Tuesday October 10, 2006

Sarawak timber firms reluctant to send workers for training

KUCHING: Many timber companies in Sarawak are reluctant to send their workers for training in various skills for fear of losing them, said Sarawak Timber Associations chairman Datuk Leo Chai.

He said these firms were worried that their workers would leave the jobs if they were not paid more after being trained.

In other cases, he said, there were companies which refused to release their employees for training as this would result in a drop in timber production.

Surprisingly, the big companies are less supportive of training than the smaller companies, added Chai at the launch of the associations post-graduate diploma programme in applied science (sustainable tropical forest management) here on Tuesday.

The association started its skills training programmes for logging workers in 1996 when it engaged a New Zealand trainer to teach chainsaw operators (tree fellers) on directional felling, safety and proper maintenance of chainsaws.
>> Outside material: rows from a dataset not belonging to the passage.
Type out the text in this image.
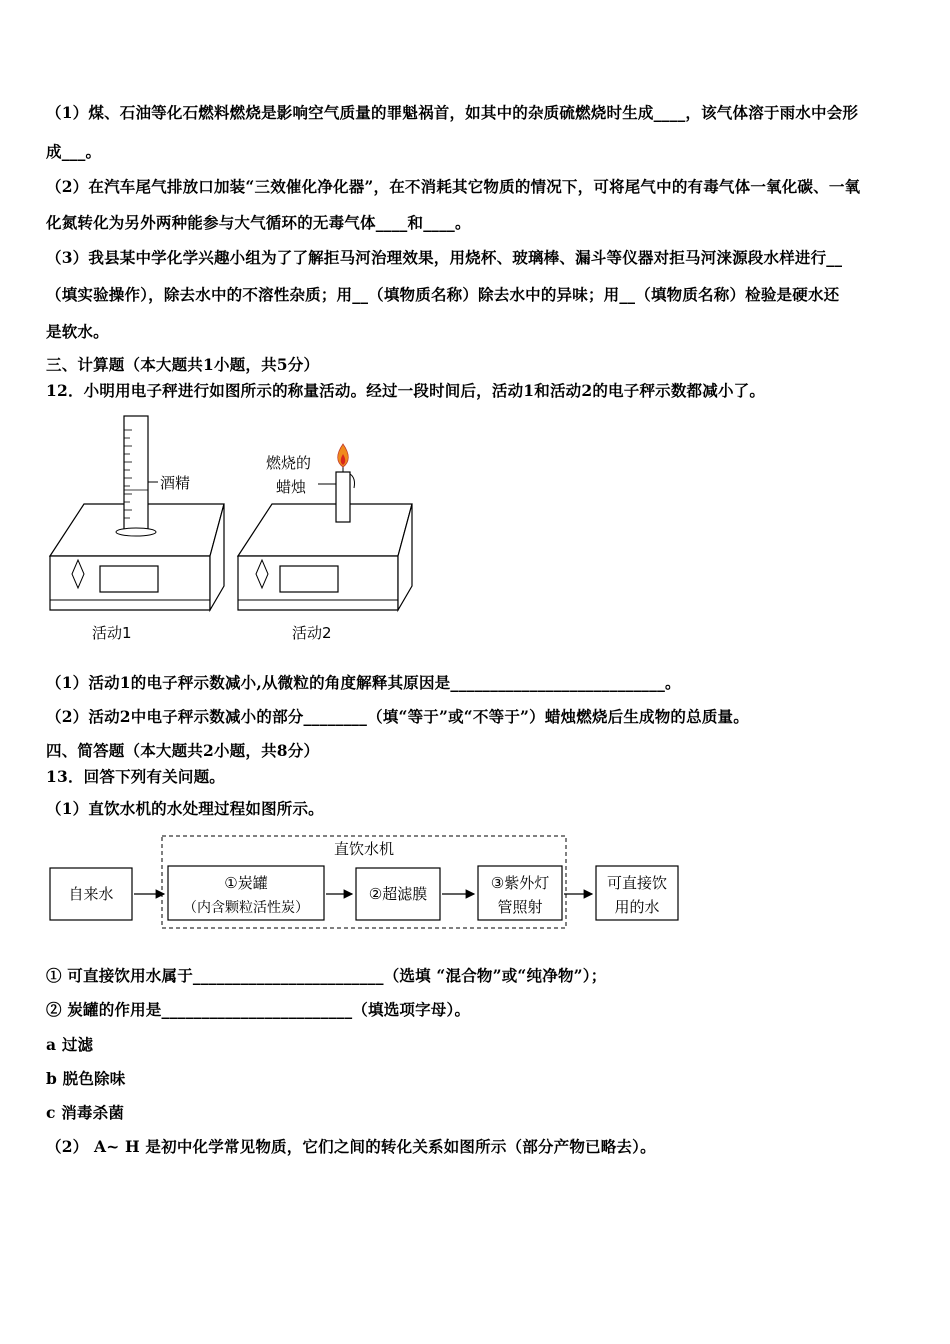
（1）煤、石油等化石燃料燃烧是影响空气质量的罪魁祸首，如其中的杂质硫燃烧时生成____，该气体溶于雨水中会形
成___。
（2）在汽车尾气排放口加装“三效催化净化器”，在不消耗其它物质的情况下，可将尾气中的有毒气体一氧化碳、一氧
化氮转化为另外两种能参与大气循环的无毒气体____和____。
（3）我县某中学化学兴趣小组为了了解拒马河治理效果，用烧杯、玻璃棒、漏斗等仪器对拒马河涞源段水样进行__
（填实验操作），除去水中的不溶性杂质；用__（填物质名称）除去水中的异味；用__（填物质名称）检验是硬水还
是软水。
三、计算题（本大题共1小题，共5分）
12．小明用电子秤进行如图所示的称量活动。经过一段时间后，活动1和活动2的电子秤示数都减小了。
酒精
燃烧的
蜡烛
活动1	活动2
（1）活动1的电子秤示数减小,从微粒的角度解释其原因是___________________________。
（2）活动2中电子秤示数减小的部分________（填“等于”或“不等于”）蜡烛燃烧后生成物的总质量。
四、简答题（本大题共2小题，共8分）
13．回答下列有关问题。
（1）直饮水机的水处理过程如图所示。
直饮水机
自来水
①炭罐
（内含颗粒活性炭）
②超滤膜
③紫外灯
管照射
可直接饮
用的水
① 可直接饮用水属于________________________（选填 “混合物”或“纯净物”）；
② 炭罐的作用是________________________（填选项字母）。
a 过滤
b 脱色除味
c 消毒杀菌
（2） A~ H 是初中化学常见物质，它们之间的转化关系如图所示（部分产物已略去）。
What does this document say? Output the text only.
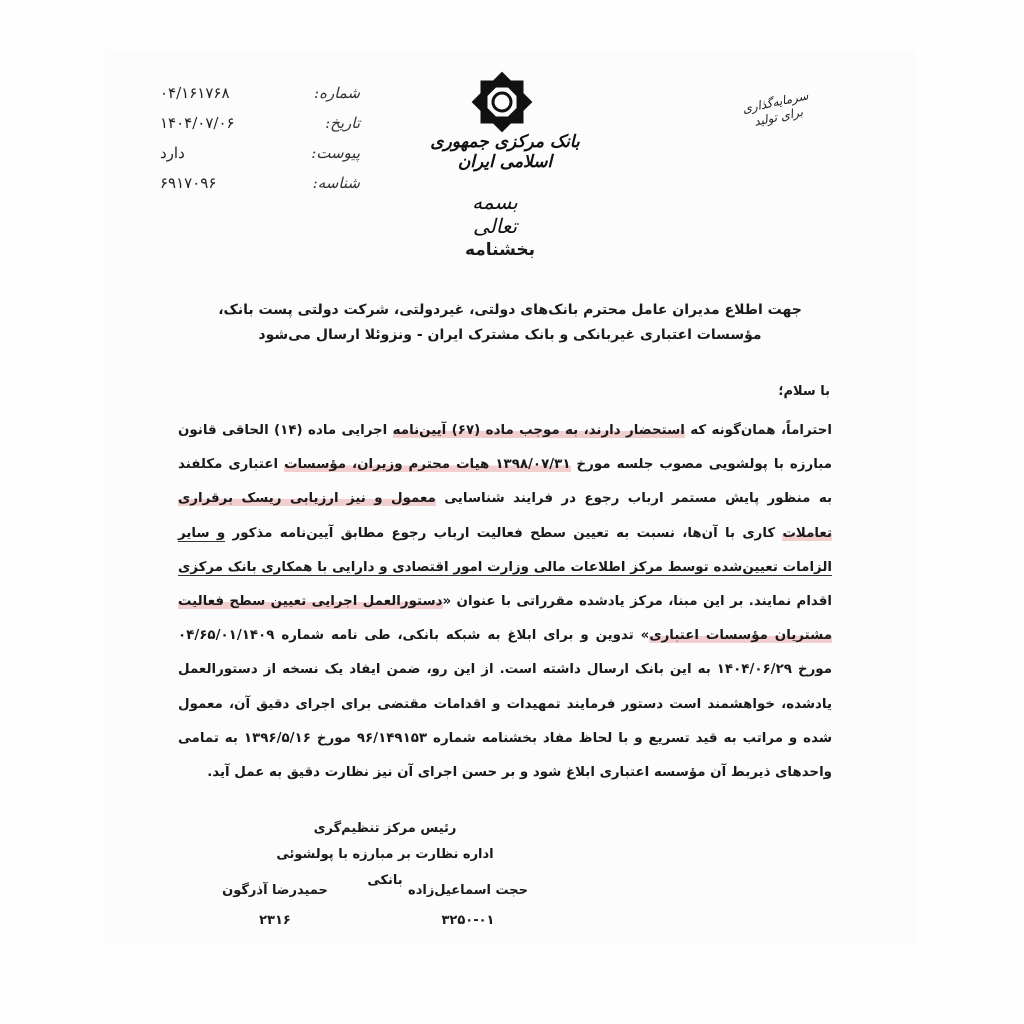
شماره:
۰۴/۱۶۱۷۶۸
تاریخ:
۱۴۰۴/۰۷/۰۶
پیوست:
دارد
شناسه:
۶۹۱۷۰۹۶
بانک مرکزی جمهوری اسلامی ایران
بسمه تعالی
بخشنامه
سرمایه‌گذاری برای تولید
جهت اطلاع مدیران عامل محترم بانک‌های دولتی، غیردولتی، شرکت دولتی پست بانک، مؤسسات اعتباری غیربانکی و بانک مشترک ایران - ونزوئلا ارسال می‌شود
با سلام؛
احتراماً، همان‌گونه که استحضار دارند، به موجب ماده (۶۷) آیین‌نامه اجرایی ماده (۱۴) الحاقی قانون مبارزه با پولشویی مصوب جلسه مورخ ۱۳۹۸/۰۷/۳۱ هیات محترم وزیران، مؤسسات اعتباری مکلفند به منظور پایش مستمر ارباب رجوع در فرایند شناسایی معمول و نیز ارزیابی ریسک برقراری تعاملات کاری با آن‌ها، نسبت به تعیین سطح فعالیت ارباب رجوع مطابق آیین‌نامه مذکور و سایر الزامات تعیین‌شده توسط مرکز اطلاعات مالی وزارت امور اقتصادی و دارایی با همکاری بانک مرکزی اقدام نمایند. بر این مبنا، مرکز یادشده مقرراتی با عنوان «دستورالعمل اجرایی تعیین سطح فعالیت مشتریان مؤسسات اعتباری» تدوین و برای ابلاغ به شبکه بانکی، طی نامه شماره ۰۴/۶۵/۰۱/۱۴۰۹ مورخ ۱۴۰۴/۰۶/۲۹ به این بانک ارسال داشته است. از این رو، ضمن ایفاد یک نسخه از دستورالعمل یادشده، خواهشمند است دستور فرمایند تمهیدات و اقدامات مقتضی برای اجرای دقیق آن، معمول شده و مراتب به قید تسریع و با لحاظ مفاد بخشنامه شماره ۹۶/۱۴۹۱۵۳ مورخ ۱۳۹۶/۵/۱۶ به تمامی واحدهای ذیربط آن مؤسسه اعتباری ابلاغ شود و بر حسن اجرای آن نیز نظارت دقیق به عمل آید.
رئیس مرکز تنظیم‌گری
اداره نظارت بر مبارزه با پولشوئی بانکی
حجت اسماعیل‌زاده
۳۲۵۰-۰۱
حمیدرضا آذرگون
۲۳۱۶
Chai said this was to improve safety, reduce accidents and damages to the residual crop trees.

Chai said the logging industry was known to have high accident rates.

He said thousands of tree-fellers had since been trained, and the association had started its train the trainer programme to enable them to help train their own workers.

The association will soon begin the training on log extraction and loading.

Chai said the post-graduate diploma programme was designed for forestry and other graduates working in the field and logging camps at supervisory and management level to help them in the sustainable management of forest resources.